Another commentator said, “The experience of the Nigerian banking sector in recent years has not been very pleasing due to the avoidable disruptions that had been following the appointment of a new CBN Governor. The consolidation exercise of 2005 and the banking reform that started in 2009 created unnecessary disruptions in the economy, which perhaps led to the plans by lawmakers to take away the banking supervisory role from the CBN.
“By creating an independent body to oversee banking supervision, Nigeria would have decided to adopt the British system where banking supervision is being handled by the Financial Services Authority (FSA). However, due to the perceived failure of this model to prevent the banking crisis in the UK, the British government has decided to remove banking supervision from the FSA and added to the mandate of the Bank of England (BoE), the same model we currently operate in Nigeria, which also appears to be inadequate here.”
Continuing, the financial market analyst pointed out that: “What this means is that even the proposed plans of the lawmakers may not work. However, we wouldn’t know until we have tried it. Different economies choose different models as appropriate.
“While I am not a fan of political inference in the financial system, in response to the global financial crisis, most countries are trying out alternative models to determine which is most appropriate.
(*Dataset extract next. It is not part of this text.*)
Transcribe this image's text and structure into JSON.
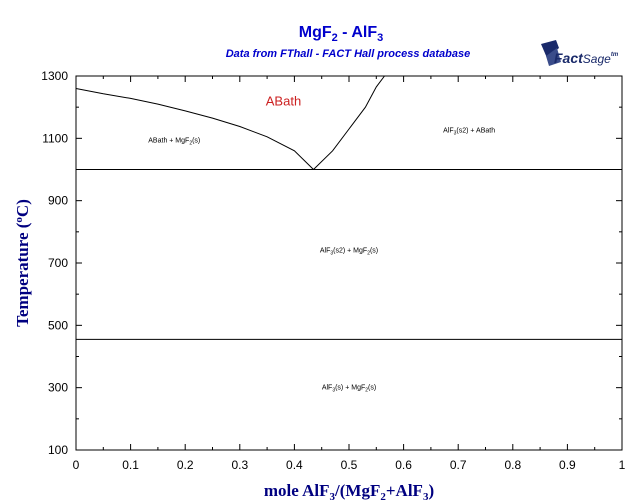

The lawmakers must carry the public along, be receptive to contrary views and conduct adequate investigations before deciding on what model to adopt.”
Last year, the House of Representatives began deliberations on a bill, which focuses on amending the CBN act 2007. They intend to transfer the powers delegated to the CBN for the approval of their budget back to the House.
The bill also seeks to reduce the number of the board from 12 to 7 and plans to remove the CBN Governor as the chairperson of that board. CBN Governor Sanusi Lamido Sanusi has on several occasions argued that by virtue of Section 14 and other sections of the CBN Act, the bank does not need approval of its spending by the legislature, the parliament has continued to insist that the CBN statute is subservient to the 1999 Constitution that prescribes otherwise in Section 80.